- Born: Jacquelyn L. McKeever November 19, 1930
- Died: June 27, 2007 (aged 76)
- Education: Susquehanna University
- Occupation: Actress/Singer
- Years active: 1953–1960

= Jackie McKeever =

American actress

Jacquelyn McKeever (November 19, 1930 – June 27, 2007) was an American actress and singer.

==Early years==

Born Jacquelyn L. McKeever in Bethlehem, Pennsylvania to Rollin McKeever and Arlene McKeever. McKeever grew up in the neighboring town of Catasauqua, Pennsylvania. She graduated from Whitehall High School and attended Susquehanna University in Selinsgrove, Pennsylvania. McKeever was a music major at Susquehanna and while there was involved in Sigma Alpha Iota, a music fraternity for women.

She was also involved in piano, chapel choir, Susquehanna Singers and the Symphony Orchestra. She graduated from Susquehanna in 1953.

McKeever started teaching music after college, including a stint teaching Music Appreciation at a grade school in Livingston, New Jersey. She later said she only took the teaching job to get her closer to New York City so she could study piano there.

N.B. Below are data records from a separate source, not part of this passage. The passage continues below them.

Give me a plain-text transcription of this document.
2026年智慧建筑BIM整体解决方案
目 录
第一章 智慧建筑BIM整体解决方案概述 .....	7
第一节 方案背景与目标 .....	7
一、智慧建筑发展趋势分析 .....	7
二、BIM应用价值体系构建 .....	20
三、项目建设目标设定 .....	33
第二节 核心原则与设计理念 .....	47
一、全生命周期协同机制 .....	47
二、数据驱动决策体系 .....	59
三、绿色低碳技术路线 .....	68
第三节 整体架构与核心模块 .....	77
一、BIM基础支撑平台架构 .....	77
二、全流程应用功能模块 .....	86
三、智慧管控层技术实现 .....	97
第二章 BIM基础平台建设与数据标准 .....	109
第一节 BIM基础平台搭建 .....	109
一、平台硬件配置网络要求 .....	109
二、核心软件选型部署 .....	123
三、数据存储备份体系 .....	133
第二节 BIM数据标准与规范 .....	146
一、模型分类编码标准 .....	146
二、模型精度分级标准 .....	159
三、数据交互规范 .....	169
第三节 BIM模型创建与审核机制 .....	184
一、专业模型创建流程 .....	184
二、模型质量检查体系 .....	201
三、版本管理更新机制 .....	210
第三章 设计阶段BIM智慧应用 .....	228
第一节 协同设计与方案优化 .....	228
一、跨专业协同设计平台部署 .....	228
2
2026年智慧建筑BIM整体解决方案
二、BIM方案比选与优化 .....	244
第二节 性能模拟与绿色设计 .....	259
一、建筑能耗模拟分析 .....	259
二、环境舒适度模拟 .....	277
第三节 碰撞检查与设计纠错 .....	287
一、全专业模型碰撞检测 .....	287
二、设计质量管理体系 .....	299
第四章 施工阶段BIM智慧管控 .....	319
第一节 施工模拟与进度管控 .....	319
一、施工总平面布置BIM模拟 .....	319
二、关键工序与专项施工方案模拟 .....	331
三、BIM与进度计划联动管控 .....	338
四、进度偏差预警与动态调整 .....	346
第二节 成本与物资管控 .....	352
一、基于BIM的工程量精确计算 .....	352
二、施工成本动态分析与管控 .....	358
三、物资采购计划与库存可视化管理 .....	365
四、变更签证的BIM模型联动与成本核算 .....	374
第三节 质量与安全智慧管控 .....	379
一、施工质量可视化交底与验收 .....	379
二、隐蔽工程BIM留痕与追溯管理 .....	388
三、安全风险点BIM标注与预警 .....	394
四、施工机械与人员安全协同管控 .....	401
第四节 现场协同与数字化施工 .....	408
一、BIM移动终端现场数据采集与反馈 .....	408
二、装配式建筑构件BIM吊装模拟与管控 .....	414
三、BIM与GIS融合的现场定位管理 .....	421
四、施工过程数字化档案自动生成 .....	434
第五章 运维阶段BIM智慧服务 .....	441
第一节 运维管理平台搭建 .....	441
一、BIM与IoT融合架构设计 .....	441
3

McKeever was discovered while teaching in Livingston when she joined the choir of a local church when a music director heard her sing. The director asked her to do a summer vocal workshop. She wasn't sure if she was interested in a singing career but she decided to do the workshop and subsequently was invited to perform in a series of operatic roles at the Paper Mill Playhouse in Millburn, New Jersey. She then decided to leave her teaching career and pursue a full-time career on Broadway. Her boyfriend around this time proposed to her, but she turned him down to focus on her career.

In the spring of 1956, McKeever improved her career opportunities by appearing on the television program Chance of a Lifetime. She won the talent contest in three episodes before losing.

==Theatre==
McKeever continued to take class and worked on her acting chops by performing in summer stock in New York. She was cast in the musical A Carefree Heart that never made it to Broadway. Also in that show was veteran performer Susan Johnson, who helped McKeever get a part in a new musical based on the 1953 film The Captain's Paradise. McKeever said, " José Ferrer, the director, picked me for the part because he said I had an innocent look. ....I don't know about that, though." The musical was Oh, Captain!, starring Tony Randall as the Captain, and in which McKeever made her Broadway debut. The show opened at the Neil Simon Theatre in February 1958 and played 192 performances. McKeever played the part that in the film was portrayed by Celia Johnson. She had to learn an English accent, which she said she did by watching movies. The producers also made her lose weight for the role. Critics praised her performance as a proper English wife who kicks up her heels on a trip to Paris. For this role, McKeever received a Tony Award nomination (her co-stars, Susan Johnson and Tony Randall, were also nominated and the show received a nomination for Best Musical). Johnson and McKeever were nominated for Best Featured Actress in a Musical together but lost to Barbara Cook for The Music Man. In 1964 she was the female lead in the first Australian production of the musical Camelot alongside Paul Daneman which opened at Her Majesty's Theatre, Melbourne.

==Television==
McKeever is most known for starring in a 1958 television adaptation of the musical Wonderful Town (1953) opposite Rosalind Russell. McKeever took the role of Eileen Sherwood in the television version. During the 1950s McKeever also guest-starred on Bronco and was a featured singer on The Ed Sullivan Show.

==Death==
McKeever died on June 27, 2007, at the age of 76 of natural causes. She had retired from show business and was a resident of Mifflinburg, Pennsylvania, and her hometown of Catasauqua, Pennsylvania.